Over the years, numerous vehicles have graced Lord March's driveway at the Goodwood Festival of Speed. From purpose-built drift cars to multi-million dollar classics, almost every kind of vehicle has ran up the hill. At this year's event, a self driving vehicle will be taking on the Goodwood hillclimb for the very first time in the form of a 1965 Ford Mustang.
Built by Siemens in collaboration with Cranfield University, the company has fitted this classic Mustang with autonomous tech which would allow it to take on short sprint up Lord March's driveway. Not much details were released regarding the self-driving Mustang. What they did mention was that they used advanced location scanning technology from Bentley Systems. A 3D scan of the track was also created to give the car awareness of its position.
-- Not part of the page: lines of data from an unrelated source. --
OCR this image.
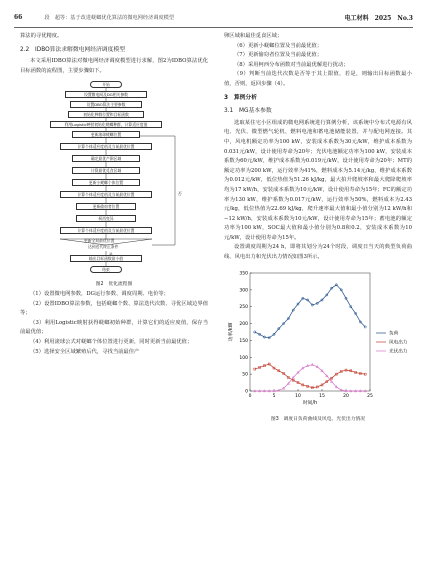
66	段　超等：基于改进蜣螂优化算法的微电网经济调度模型	电工材料　2025　No.3

算法的寻优精度。

2.2　IDBO算法求解微电网经济调度模型

本文采用IDBO算法对微电网经济调度模型进行求解，图2为IDBO算法优化目标函数的流程图，主要步骤如下。

开始
设置微电网及DG相关参数
设置DBO算法主要参数
初始化种群位置和目标函数
利用Logistic映射初始化蜣螂种群，计算适应度值
更新滚球蜣螂位置
计算个体适应度值及当前最优位置
确定最优产卵区域
计算最优觅食区域
更新小蜣螂个体位置
计算个体适应度值及当前最优位置
更新偷窃者位置
柯西变异
计算个体适应度值及当前最优位置
更新全局最优位置
达到迭代终止条件
否
输出目标函数最小值
结束
图2　优化流程图

（1）设置微电网参数，DG运行参数、调度周期、电价等；

（2）设置IDBO算法参数，包括蜣螂个数、算法迭代次数、寻优区域边界值等；

（3）利用Logistic映射获得蜣螂初始种群，计算它们的适应度值，保存当前最优值；

（4）利用滚球公式对蜣螂个体位置进行更新，同时更新当前最优值；

（5）选择安全区域繁殖后代，寻找当前最佳产

卵区域和最佳觅食区域；

（6）更新小蜣螂位置及当前最优值；

（7）更新偷窃者位置及当前最优值；

（8）采用柯西分布函数对当前最优解进行扰动；

（9）判断当前迭代次数是否等于其上限值，若是，则输出目标函数最小值，否则，返回步骤（4）。

3　算例分析
3.1　MG基本参数

选取某住宅小区组成的微电网系统进行算例分析，该系统中分布式电源有风电、光伏、微型燃气轮机、燃料电池和蓄电池储能装置，并与配电网连接。其中，风电机额定功率为100 kW，安装成本系数为30元/kW，维护成本系数为0.031元/kW，设计使用寿命为20年；光伏电池额定功率为100 kW，安装成本系数为60元/kW，维护成本系数为0.019元/kW，设计使用寿命为20年；MT的额定功率为200 kW，运行效率为41%，燃料成本为5.14元/kg，维护成本系数为0.012元/kW，低位热值为51.26 kJ/kg，最大拍升爬坡率和最大爬降爬坡率均为17 kW/h，安装成本系数为10元/kW，设计使用寿命为15年；FC的额定功率为130 kW，维护系数为0.017元/kW，运行效率为50%，燃料成本为2.43元/kg，低位热值为22.69 kJ/kg，爬升速率最大值和最小值分别为12 kW/h和−12 kW/h，安装成本系数为10元/kW，设计使用寿命为15年；蓄电池的额定功率为100 kW，SOC最大值和最小值分别为0.8和0.2，安装成本系数为10元/kW，设计使用寿命为15年。

设置调度周期为24 h，即将其划分为24个时段，调度日当天的典型负荷曲线、风电出力和光伏出力情况如图3所示。

0
50
100
150
200
250
300
350
0	5	10	15	20	25
时间/h
功率/kW	负荷
风电出力
光伏出力
图3　调度日负荷曲线及风电、光伏出力情况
Unlike using a newer car, the team that built this autonomous Mustang posed more of a challenge. They had a hard time adapting the autonomous hardware to the car's traditional steering and suspension bits. That said, a bespoke autonomous vehicle would have proven to be an easier feat.
“Goodwood offers us a chance to reflect on why we have an emotional connection with cars and acts as a reminder that humans like to be engaged and part of the action. The Siemens Autonomous Hillclimb challenge project connects the classic spirit of automotive adventure with advanced technology,” said Dr James Brighton, Senior Lecturer at Cranfield.
On the outside, Siemens has wrapped the Mustang in a special silver wrap to celebrate the 25th anniversary of Goodwood.
For those wondering, it won't be the only autonomous vehicle to attempt a run at the upcoming Goodwood Festival of Speed. Roborace will also be attempting to complete the Goodwood hill climb in an autonomous race vehicle. But, let's just say doing it in a '65 Mustang looks a lot more cooler.